Background

The current Coronavirus disease 2019 (COVID-19) pandemic, caused by the Severe Acute Respiratory Syndrome Coronavirus 2 (SARS-CoV-2) [1], strained critical care resources in many countries, and the management of lung injury in these patients posed a tremendous challenge for clinicians [2]. Several patients with COVID-19 developed severe acute respiratory distress syndrome (ARDS) with mortality rates around 30% [3] in the first pandemic wave. ARDS is characterized by lung inflammation and hyperpermeability pulmonary edema. Currently, the diagnosis of ARDS is based on the presence of clinical, physiological, and radiological criteria [4,5,6]. Unlike other clinical conditions, to date, there are no specific molecular markers that help in the prognosis of this condition. Advancement in the understanding of the pathogenesis of ARDS is necessary for designing innovative and effective therapeutic approaches.
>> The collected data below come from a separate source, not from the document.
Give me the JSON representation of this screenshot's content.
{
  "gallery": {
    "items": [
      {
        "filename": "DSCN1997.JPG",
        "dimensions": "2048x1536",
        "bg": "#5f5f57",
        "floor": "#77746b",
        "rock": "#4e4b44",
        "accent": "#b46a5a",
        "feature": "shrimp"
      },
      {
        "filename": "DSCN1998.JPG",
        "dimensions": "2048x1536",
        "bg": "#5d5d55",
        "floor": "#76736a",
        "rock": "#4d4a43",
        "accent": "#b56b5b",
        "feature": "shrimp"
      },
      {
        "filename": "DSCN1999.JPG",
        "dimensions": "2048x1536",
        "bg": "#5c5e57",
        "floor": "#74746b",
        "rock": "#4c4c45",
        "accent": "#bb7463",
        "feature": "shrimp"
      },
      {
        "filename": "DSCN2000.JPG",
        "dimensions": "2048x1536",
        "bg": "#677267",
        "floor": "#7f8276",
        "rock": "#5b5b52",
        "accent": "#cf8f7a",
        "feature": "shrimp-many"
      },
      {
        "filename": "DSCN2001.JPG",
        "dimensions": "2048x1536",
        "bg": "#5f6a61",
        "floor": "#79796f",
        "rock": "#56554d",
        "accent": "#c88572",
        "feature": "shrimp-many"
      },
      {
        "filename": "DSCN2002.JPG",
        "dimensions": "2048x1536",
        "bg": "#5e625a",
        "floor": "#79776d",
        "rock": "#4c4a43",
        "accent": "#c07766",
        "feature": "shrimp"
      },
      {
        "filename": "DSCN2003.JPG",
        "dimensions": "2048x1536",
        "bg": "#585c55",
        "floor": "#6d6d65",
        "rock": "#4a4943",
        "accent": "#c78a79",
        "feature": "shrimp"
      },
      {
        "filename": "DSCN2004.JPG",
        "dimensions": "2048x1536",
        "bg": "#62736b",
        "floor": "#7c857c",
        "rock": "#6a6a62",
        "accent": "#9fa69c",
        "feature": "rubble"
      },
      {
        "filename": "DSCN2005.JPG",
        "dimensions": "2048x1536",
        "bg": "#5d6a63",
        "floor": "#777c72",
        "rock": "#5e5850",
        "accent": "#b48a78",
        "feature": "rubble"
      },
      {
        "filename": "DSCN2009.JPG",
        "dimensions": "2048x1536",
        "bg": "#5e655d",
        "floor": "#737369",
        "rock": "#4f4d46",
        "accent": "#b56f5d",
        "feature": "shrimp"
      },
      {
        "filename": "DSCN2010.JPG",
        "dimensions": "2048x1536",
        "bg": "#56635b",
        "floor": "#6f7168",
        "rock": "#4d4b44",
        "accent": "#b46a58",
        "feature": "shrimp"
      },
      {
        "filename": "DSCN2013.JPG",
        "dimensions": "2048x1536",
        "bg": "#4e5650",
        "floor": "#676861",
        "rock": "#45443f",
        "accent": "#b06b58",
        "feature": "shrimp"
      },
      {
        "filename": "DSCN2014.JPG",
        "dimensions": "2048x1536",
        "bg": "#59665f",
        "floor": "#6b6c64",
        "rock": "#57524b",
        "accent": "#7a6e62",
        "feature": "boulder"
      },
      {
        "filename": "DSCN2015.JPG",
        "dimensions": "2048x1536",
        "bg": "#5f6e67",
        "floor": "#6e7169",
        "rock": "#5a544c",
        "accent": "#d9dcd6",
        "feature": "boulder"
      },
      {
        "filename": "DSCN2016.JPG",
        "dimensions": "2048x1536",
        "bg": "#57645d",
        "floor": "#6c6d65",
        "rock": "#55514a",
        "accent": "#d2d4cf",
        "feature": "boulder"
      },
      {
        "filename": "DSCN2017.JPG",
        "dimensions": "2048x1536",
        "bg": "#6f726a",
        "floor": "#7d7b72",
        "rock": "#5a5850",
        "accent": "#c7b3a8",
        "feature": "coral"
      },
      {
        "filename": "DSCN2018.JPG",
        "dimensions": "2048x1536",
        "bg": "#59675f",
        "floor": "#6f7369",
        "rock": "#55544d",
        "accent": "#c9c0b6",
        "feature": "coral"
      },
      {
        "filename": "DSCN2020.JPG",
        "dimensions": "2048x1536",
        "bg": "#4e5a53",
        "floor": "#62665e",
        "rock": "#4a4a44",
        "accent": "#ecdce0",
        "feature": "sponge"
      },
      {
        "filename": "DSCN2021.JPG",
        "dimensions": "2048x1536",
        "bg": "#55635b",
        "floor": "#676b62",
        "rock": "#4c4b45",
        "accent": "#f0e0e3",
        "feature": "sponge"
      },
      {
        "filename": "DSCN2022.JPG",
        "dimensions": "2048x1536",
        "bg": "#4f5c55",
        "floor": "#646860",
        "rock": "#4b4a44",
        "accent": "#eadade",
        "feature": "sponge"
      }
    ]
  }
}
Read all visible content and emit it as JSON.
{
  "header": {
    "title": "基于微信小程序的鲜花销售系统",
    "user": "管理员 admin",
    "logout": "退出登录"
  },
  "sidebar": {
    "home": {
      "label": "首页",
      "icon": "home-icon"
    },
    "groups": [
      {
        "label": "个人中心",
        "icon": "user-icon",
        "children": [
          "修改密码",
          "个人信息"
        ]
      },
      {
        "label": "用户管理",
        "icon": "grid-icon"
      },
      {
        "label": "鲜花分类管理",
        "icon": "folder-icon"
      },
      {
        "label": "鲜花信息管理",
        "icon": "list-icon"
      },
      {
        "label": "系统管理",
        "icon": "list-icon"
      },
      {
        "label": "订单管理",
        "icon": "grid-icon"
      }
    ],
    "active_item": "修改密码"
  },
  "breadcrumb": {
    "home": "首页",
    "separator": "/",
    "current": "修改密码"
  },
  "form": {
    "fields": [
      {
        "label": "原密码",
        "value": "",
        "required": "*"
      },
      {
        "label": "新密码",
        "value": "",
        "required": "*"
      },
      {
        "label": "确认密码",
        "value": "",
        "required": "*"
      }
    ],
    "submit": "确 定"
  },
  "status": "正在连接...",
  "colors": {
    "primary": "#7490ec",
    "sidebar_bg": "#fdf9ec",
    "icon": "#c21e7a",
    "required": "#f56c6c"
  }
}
Molecular approaches are needed to understand the mechanisms of ARDS induced by COVID-19. Of particular interest is the use of metabolomics for the characterization of this condition. The metabolome reflects early and specific alterations in the pathophysiological state of biological systems. In this context, Magnetic Resonance Spectroscopy (MRS) emerges as a highly potential tool for studying metabolic disorders in respiratory diseases [7]. Several studies have proved the potential of MRS-based metabolomics to monitor patients with ARDS induced by respiratory infections [8,9,10]. A previous study compared the specific metabolic fingerprint of ARDS patients with either influenza A pneumonia (IAP) caused by the H1N1-2009 influenza virus or pneumonia caused by Streptococcus pneumoniae [11]. Here, we used a similar approach for the characterization of the metabolic fingerprint of COVID-19-induced ARDS. We compared COVID-19 and IAP patients to identify the metabolic reprogramming involved in these two conditions. The identification of metabolic pathways involved in ARDS caused by the H1N1-2009 influenza virus or by SARS-CoV-2 will improve our understanding of the pathogenesis of COVID-19. Finally, as a proof of concept of the diagnostic potential of these metabolic biomarkers, we developed a predictive model to identify the etiological pathogens responsible for ARDS.

Methods

Experimental design

Patients with Coronavirus disease 2019 (COVID-19, n = 18) were recruited from March 1, 2020, to June 31, 2020, in Hospital Universitario de Getafe, Madrid. Metabolic profile from ARDS patients with H1N1-2009 influenza pneumonia was acquired and analyzed in our previous study [12]. Serum samples from ARDS patients with H1N1-2009 influenza virus pneumonia were obtained in Hospital Universitario de Getafe, Madrid, Spain (n = 10) and Hospital del Mar, Barcelona, Spain (n = 10) during the 2009 pandemic and stored at − 80 °C until NMR analysis in September of 2017. H1N1-2009 infection was confirmed by RT-PCR or either nasopharyngeal swab samples or tracheal secretions. In all cases, serum samples were obtained within 24 h of presentation to the emergency department. Blood samples were collected in BD Vacutainer tubes after each participant signed informed consent. After collection, the sample was left at room temperature for 30 min to clot. The clot was removed by centrifugation at 1500 × g for 10 min at 4 °C. The resulting supernatant was immediately transferred into 2 ml Eppendorf tubes and stored at − 80 °C.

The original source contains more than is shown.